O melhor sexo da minha vida
Com um garoto de programa
Depois de um casamento falido e diversos namoros sem final feliz, resolvi dar uma guinada na minha vida sexual. Precisava reciclar a alma e renovar as energias. Sempre me senti muito podada na hora do sexo, o que me deixava frustrada. Raramente ficava à vontade para revelar ao parceiro minhas fantasias ou para dizer do que gosto. Quando meu último relacionamento chegou ao fim, decidi que mudaria a postura. Minha prioridade seria minha felicidade e satisfação. Por isso, comprei diversos acessórios de sex shop para apimentar a vida sexual e trazer inspiração. Mas nunca achei que chegaria tão longe. A ideia de contratar um garoto de programa foi de uma amiga que já tinha experimentado e até repetido a dose. Por curiosidade, resolvi tentar. Pesquisei na internet algumas agências que ofereciam o serviço e marquei o programa em um quarto de hotel. Levei comigo meu arsenal de acessórios para, finalmente, usá-los ao lado de outra pessoa. No início, fiquei um pouco tímida. Mas, já que estava lá, achei melhor entrar na brincadeira. Comecei a retribuir os comentários picantes que o moço fazia. E descobri que o desapego emocional que havia entre nós era justamente a liberdade que eu buscava. Pela primeira vez, pude ser eu mesma na hora do sexo, pois foi praticado com desprendimento, sem inibições e sem qualquer expectativa.
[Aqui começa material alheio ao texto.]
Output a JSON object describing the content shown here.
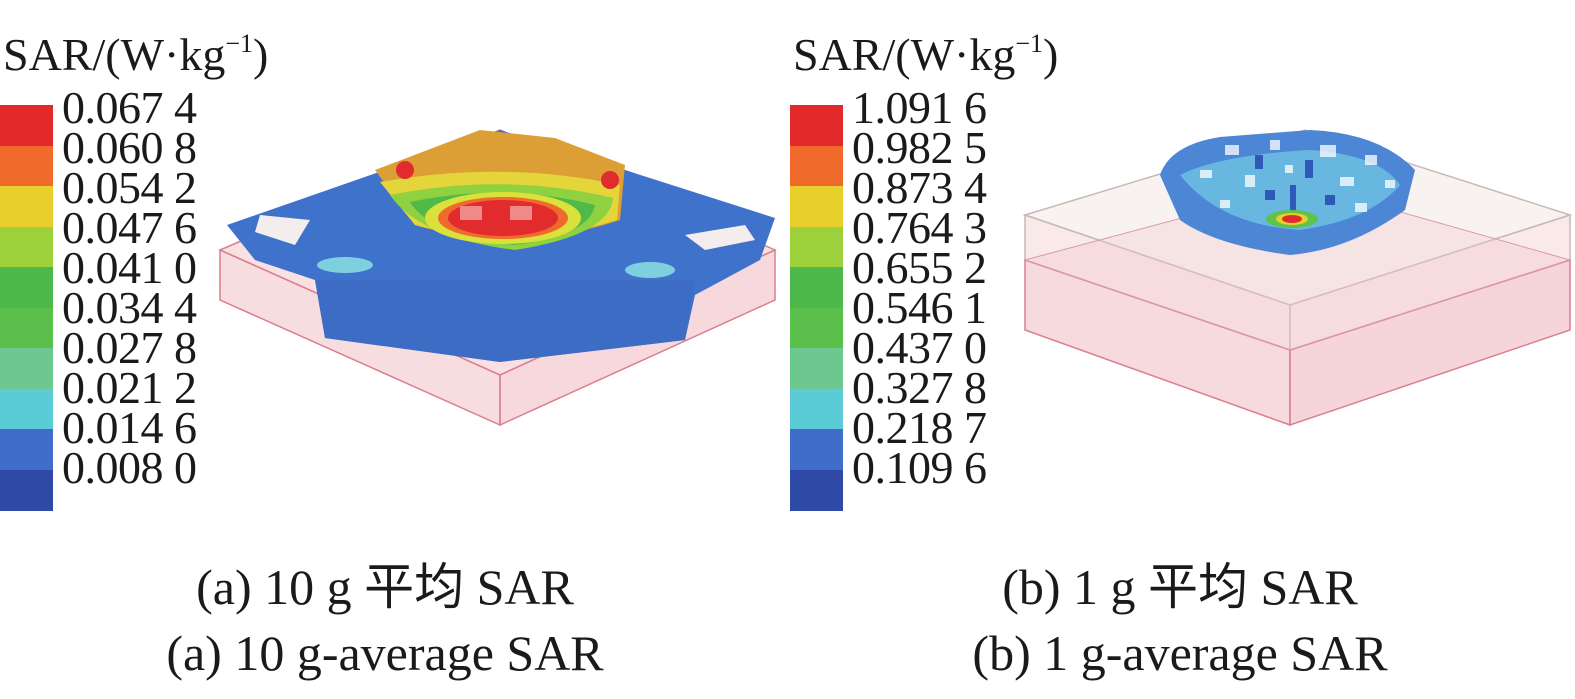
{
  "panels": [
    {
      "id": "a",
      "legend": {
        "title": "SAR/(W·kg",
        "title_sup": "−1",
        "title_close": ")",
        "ticks": [
          "0.067 4",
          "0.060 8",
          "0.054 2",
          "0.047 6",
          "0.041 0",
          "0.034 4",
          "0.027 8",
          "0.021 2",
          "0.014 6",
          "0.008 0"
        ],
        "bands": [
          "#e32a2a",
          "#f06a2b",
          "#e8cf2c",
          "#9dd13b",
          "#4db94a",
          "#5bbf4b",
          "#6cc88f",
          "#5bcbd8",
          "#3f6dc9",
          "#2f49a6"
        ]
      },
      "caption_cn": "(a) 10 g 平均 SAR",
      "caption_en": "(a) 10 g-average SAR"
    },
    {
      "id": "b",
      "legend": {
        "title": "SAR/(W·kg",
        "title_sup": "−1",
        "title_close": ")",
        "ticks": [
          "1.091 6",
          "0.982 5",
          "0.873 4",
          "0.764 3",
          "0.655 2",
          "0.546 1",
          "0.437 0",
          "0.327 8",
          "0.218 7",
          "0.109 6"
        ],
        "bands": [
          "#e32a2a",
          "#f06a2b",
          "#e8cf2c",
          "#9dd13b",
          "#4db94a",
          "#5bbf4b",
          "#6cc88f",
          "#5bcbd8",
          "#3f6dc9",
          "#2f49a6"
        ]
      },
      "caption_cn": "(b) 1 g 平均 SAR",
      "caption_en": "(b) 1 g-average SAR"
    }
  ]
}
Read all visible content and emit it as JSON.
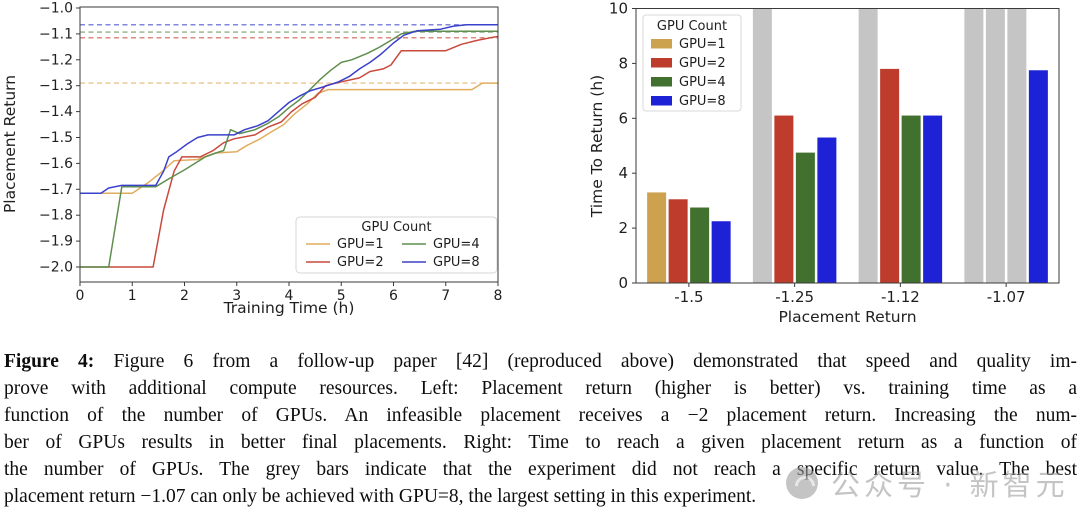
{
  "caption": {
    "label": "Figure 4:",
    "lines": [
      "Figure 6 from a follow-up paper [42] (reproduced above) demonstrated that speed and quality im-",
      "prove with additional compute resources.  Left: Placement return (higher is better) vs.  training time as a",
      "function of the number of GPUs. An infeasible placement receives a −2 placement return. Increasing the num-",
      "ber of GPUs results in better final placements. Right: Time to reach a given placement return as a function of",
      "the number of GPUs. The grey bars indicate that the experiment did not reach a specific return value. The best",
      "placement return −1.07 can only be achieved with GPU=8, the largest setting in this experiment."
    ]
  },
  "watermark": {
    "icon": "logo-circle-icon",
    "text": "公众号 · 新智元",
    "color": "#9d9d9d"
  },
  "chart_data": [
    {
      "type": "line",
      "title": "",
      "xlabel": "Training Time (h)",
      "ylabel": "Placement Return",
      "xlim": [
        0,
        8
      ],
      "ylim": [
        -2.06,
        -1.0
      ],
      "xticks": [
        0,
        1,
        2,
        3,
        4,
        5,
        6,
        7,
        8
      ],
      "yticks": [
        -1.0,
        -1.1,
        -1.2,
        -1.3,
        -1.4,
        -1.5,
        -1.6,
        -1.7,
        -1.8,
        -1.9,
        -2.0
      ],
      "grid": false,
      "legend_title": "GPU Count",
      "legend_position": "lower right",
      "series": [
        {
          "name": "GPU=1",
          "color": "#E2AC5E",
          "final_return_dashed": -1.29,
          "points": [
            [
              0,
              -1.715
            ],
            [
              1.0,
              -1.715
            ],
            [
              1.3,
              -1.675
            ],
            [
              1.55,
              -1.635
            ],
            [
              1.8,
              -1.59
            ],
            [
              2.25,
              -1.585
            ],
            [
              2.45,
              -1.57
            ],
            [
              2.6,
              -1.56
            ],
            [
              3.0,
              -1.555
            ],
            [
              3.2,
              -1.53
            ],
            [
              3.45,
              -1.505
            ],
            [
              3.65,
              -1.48
            ],
            [
              3.9,
              -1.45
            ],
            [
              4.1,
              -1.41
            ],
            [
              4.35,
              -1.37
            ],
            [
              4.55,
              -1.33
            ],
            [
              4.75,
              -1.315
            ],
            [
              7.5,
              -1.315
            ],
            [
              7.7,
              -1.29
            ],
            [
              8,
              -1.29
            ]
          ]
        },
        {
          "name": "GPU=2",
          "color": "#C9493C",
          "final_return_dashed": -1.115,
          "points": [
            [
              0,
              -2.0
            ],
            [
              1.4,
              -2.0
            ],
            [
              1.6,
              -1.78
            ],
            [
              1.8,
              -1.63
            ],
            [
              1.95,
              -1.575
            ],
            [
              2.3,
              -1.575
            ],
            [
              2.55,
              -1.55
            ],
            [
              2.75,
              -1.52
            ],
            [
              2.95,
              -1.505
            ],
            [
              3.35,
              -1.49
            ],
            [
              3.6,
              -1.46
            ],
            [
              3.85,
              -1.44
            ],
            [
              4.05,
              -1.4
            ],
            [
              4.25,
              -1.37
            ],
            [
              4.5,
              -1.345
            ],
            [
              4.7,
              -1.3
            ],
            [
              5.0,
              -1.285
            ],
            [
              5.35,
              -1.27
            ],
            [
              5.55,
              -1.245
            ],
            [
              5.8,
              -1.235
            ],
            [
              5.95,
              -1.22
            ],
            [
              6.15,
              -1.165
            ],
            [
              7.0,
              -1.165
            ],
            [
              7.3,
              -1.14
            ],
            [
              7.6,
              -1.125
            ],
            [
              7.85,
              -1.115
            ],
            [
              8,
              -1.11
            ]
          ]
        },
        {
          "name": "GPU=4",
          "color": "#5F8F4F",
          "final_return_dashed": -1.093,
          "points": [
            [
              0,
              -2.0
            ],
            [
              0.55,
              -2.0
            ],
            [
              0.8,
              -1.69
            ],
            [
              1.45,
              -1.69
            ],
            [
              1.7,
              -1.66
            ],
            [
              2.0,
              -1.625
            ],
            [
              2.2,
              -1.6
            ],
            [
              2.4,
              -1.575
            ],
            [
              2.6,
              -1.56
            ],
            [
              2.75,
              -1.55
            ],
            [
              2.88,
              -1.47
            ],
            [
              3.05,
              -1.485
            ],
            [
              3.35,
              -1.47
            ],
            [
              3.6,
              -1.445
            ],
            [
              3.8,
              -1.42
            ],
            [
              4.0,
              -1.385
            ],
            [
              4.2,
              -1.355
            ],
            [
              4.4,
              -1.315
            ],
            [
              4.6,
              -1.275
            ],
            [
              4.8,
              -1.24
            ],
            [
              5.0,
              -1.21
            ],
            [
              5.2,
              -1.2
            ],
            [
              5.5,
              -1.175
            ],
            [
              5.7,
              -1.155
            ],
            [
              5.95,
              -1.125
            ],
            [
              6.15,
              -1.1
            ],
            [
              6.4,
              -1.09
            ],
            [
              8,
              -1.09
            ]
          ]
        },
        {
          "name": "GPU=8",
          "color": "#3B41CC",
          "final_return_dashed": -1.065,
          "points": [
            [
              0,
              -1.715
            ],
            [
              0.4,
              -1.715
            ],
            [
              0.55,
              -1.695
            ],
            [
              0.8,
              -1.685
            ],
            [
              1.45,
              -1.685
            ],
            [
              1.6,
              -1.63
            ],
            [
              1.7,
              -1.575
            ],
            [
              1.85,
              -1.555
            ],
            [
              2.05,
              -1.525
            ],
            [
              2.25,
              -1.5
            ],
            [
              2.45,
              -1.49
            ],
            [
              2.95,
              -1.49
            ],
            [
              3.15,
              -1.47
            ],
            [
              3.4,
              -1.455
            ],
            [
              3.6,
              -1.435
            ],
            [
              3.8,
              -1.4
            ],
            [
              4.0,
              -1.365
            ],
            [
              4.2,
              -1.34
            ],
            [
              4.4,
              -1.32
            ],
            [
              4.65,
              -1.305
            ],
            [
              4.95,
              -1.285
            ],
            [
              5.15,
              -1.265
            ],
            [
              5.35,
              -1.235
            ],
            [
              5.55,
              -1.21
            ],
            [
              5.75,
              -1.18
            ],
            [
              6.0,
              -1.135
            ],
            [
              6.2,
              -1.105
            ],
            [
              6.45,
              -1.088
            ],
            [
              6.9,
              -1.082
            ],
            [
              7.15,
              -1.07
            ],
            [
              7.4,
              -1.065
            ],
            [
              8,
              -1.065
            ]
          ]
        }
      ]
    },
    {
      "type": "bar",
      "title": "",
      "xlabel": "Placement Return",
      "ylabel": "Time To Return (h)",
      "ylim": [
        0,
        10
      ],
      "yticks": [
        0,
        2,
        4,
        6,
        8,
        10
      ],
      "categories": [
        "-1.5",
        "-1.25",
        "-1.12",
        "-1.07"
      ],
      "grid": false,
      "legend_title": "GPU Count",
      "legend_position": "upper left",
      "not_reached_color": "#C5C5C5",
      "not_reached_value": 10,
      "series": [
        {
          "name": "GPU=1",
          "color": "#CDA24F",
          "values": [
            3.3,
            null,
            null,
            null
          ]
        },
        {
          "name": "GPU=2",
          "color": "#BE3C2C",
          "values": [
            3.05,
            6.1,
            7.8,
            null
          ]
        },
        {
          "name": "GPU=4",
          "color": "#42702E",
          "values": [
            2.75,
            4.75,
            6.1,
            null
          ]
        },
        {
          "name": "GPU=8",
          "color": "#1E22D6",
          "values": [
            2.25,
            5.3,
            6.1,
            7.75
          ]
        }
      ]
    }
  ]
}
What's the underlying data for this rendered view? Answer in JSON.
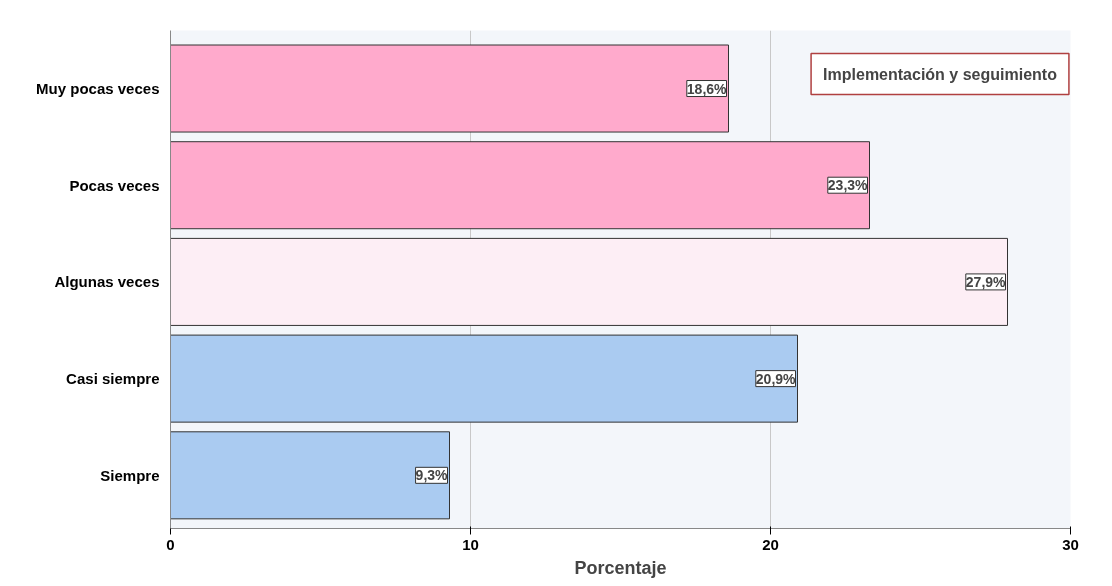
{
  "chart_data": {
    "type": "bar",
    "orientation": "horizontal",
    "title": "Implementación y seguimiento",
    "xlabel": "Porcentaje",
    "categories": [
      "Muy pocas veces",
      "Pocas veces",
      "Algunas veces",
      "Casi siempre",
      "Siempre"
    ],
    "values": [
      18.6,
      23.3,
      27.9,
      20.9,
      9.3
    ],
    "colors": [
      "#ffaacc",
      "#ffaacc",
      "#fdeef5",
      "#aacbf1",
      "#aacbf1"
    ],
    "value_labels": [
      "18,6%",
      "23,3%",
      "27,9%",
      "20,9%",
      "9,3%"
    ],
    "xlim": [
      0,
      30
    ],
    "xticks": [
      0,
      10,
      20,
      30
    ],
    "grid": "x"
  }
}
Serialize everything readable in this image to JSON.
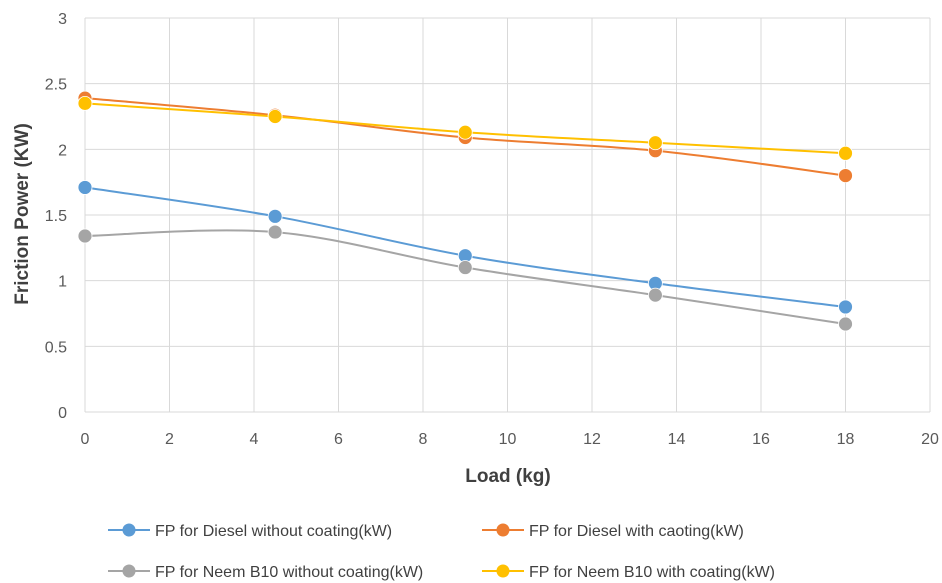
{
  "chart_data": {
    "type": "line",
    "title": "",
    "xlabel": "Load (kg)",
    "ylabel": "Friction Power (KW)",
    "xlim": [
      0,
      20
    ],
    "ylim": [
      0,
      3
    ],
    "x_ticks": [
      0,
      2,
      4,
      6,
      8,
      10,
      12,
      14,
      16,
      18,
      20
    ],
    "y_ticks": [
      0,
      0.5,
      1,
      1.5,
      2,
      2.5,
      3
    ],
    "grid": true,
    "legend_position": "bottom",
    "x": [
      0,
      4.5,
      9,
      13.5,
      18
    ],
    "series": [
      {
        "name": "FP for Diesel without coating(kW)",
        "color": "#5B9BD5",
        "values": [
          1.71,
          1.49,
          1.19,
          0.98,
          0.8
        ]
      },
      {
        "name": "FP for Diesel with caoting(kW)",
        "color": "#ED7D31",
        "values": [
          2.39,
          2.26,
          2.09,
          1.99,
          1.8
        ]
      },
      {
        "name": "FP for Neem B10 without coating(kW)",
        "color": "#A5A5A5",
        "values": [
          1.34,
          1.37,
          1.1,
          0.89,
          0.67
        ]
      },
      {
        "name": "FP for Neem B10 with coating(kW)",
        "color": "#FFC000",
        "values": [
          2.35,
          2.25,
          2.13,
          2.05,
          1.97
        ]
      }
    ]
  }
}
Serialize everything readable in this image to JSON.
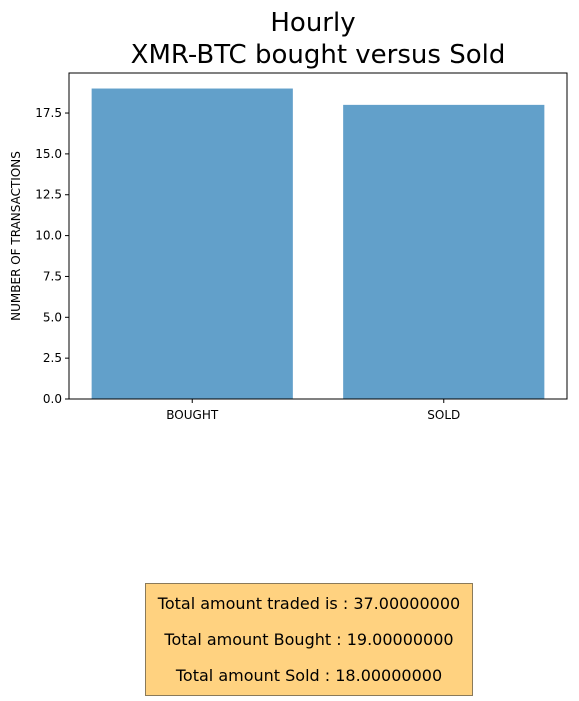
{
  "chart_data": {
    "type": "bar",
    "title": [
      "Hourly",
      "XMR-BTC bought versus Sold"
    ],
    "xlabel": "",
    "ylabel": "NUMBER OF TRANSACTIONS",
    "categories": [
      "BOUGHT",
      "SOLD"
    ],
    "values": [
      19,
      18
    ],
    "ylim": [
      0,
      19.95
    ],
    "yticks": [
      "0.0",
      "2.5",
      "5.0",
      "7.5",
      "10.0",
      "12.5",
      "15.0",
      "17.5"
    ],
    "ytick_values": [
      0,
      2.5,
      5,
      7.5,
      10,
      12.5,
      15,
      17.5
    ],
    "bar_color": "#1f77b4",
    "bar_alpha": 0.7,
    "grid": false
  },
  "summary": {
    "total_traded": "Total amount traded is : 37.00000000",
    "total_bought": "Total amount Bought : 19.00000000",
    "total_sold": "Total amount Sold : 18.00000000",
    "background_color": "#ffd280"
  }
}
Por uma noite, me senti a mulher mais poderosa do mundo. Eu estava completamente livre. A ideia de pagar por sexo potencializou minha autoestima e me deu uma incrível sensação de poder. Tive direito a roupa de bombeiro, sexo oral caprichado – coisa que eu não me permitia com outros homens por desconforto – e uma sessão de strip-tease particular. Aprendi que, entre quatro paredes, vale tudo. Hoje me sinto mais segura na cama. Não pretendo sair novamente com um garoto de programa, ainda que tenha que confessar que jamais me senti tão livre.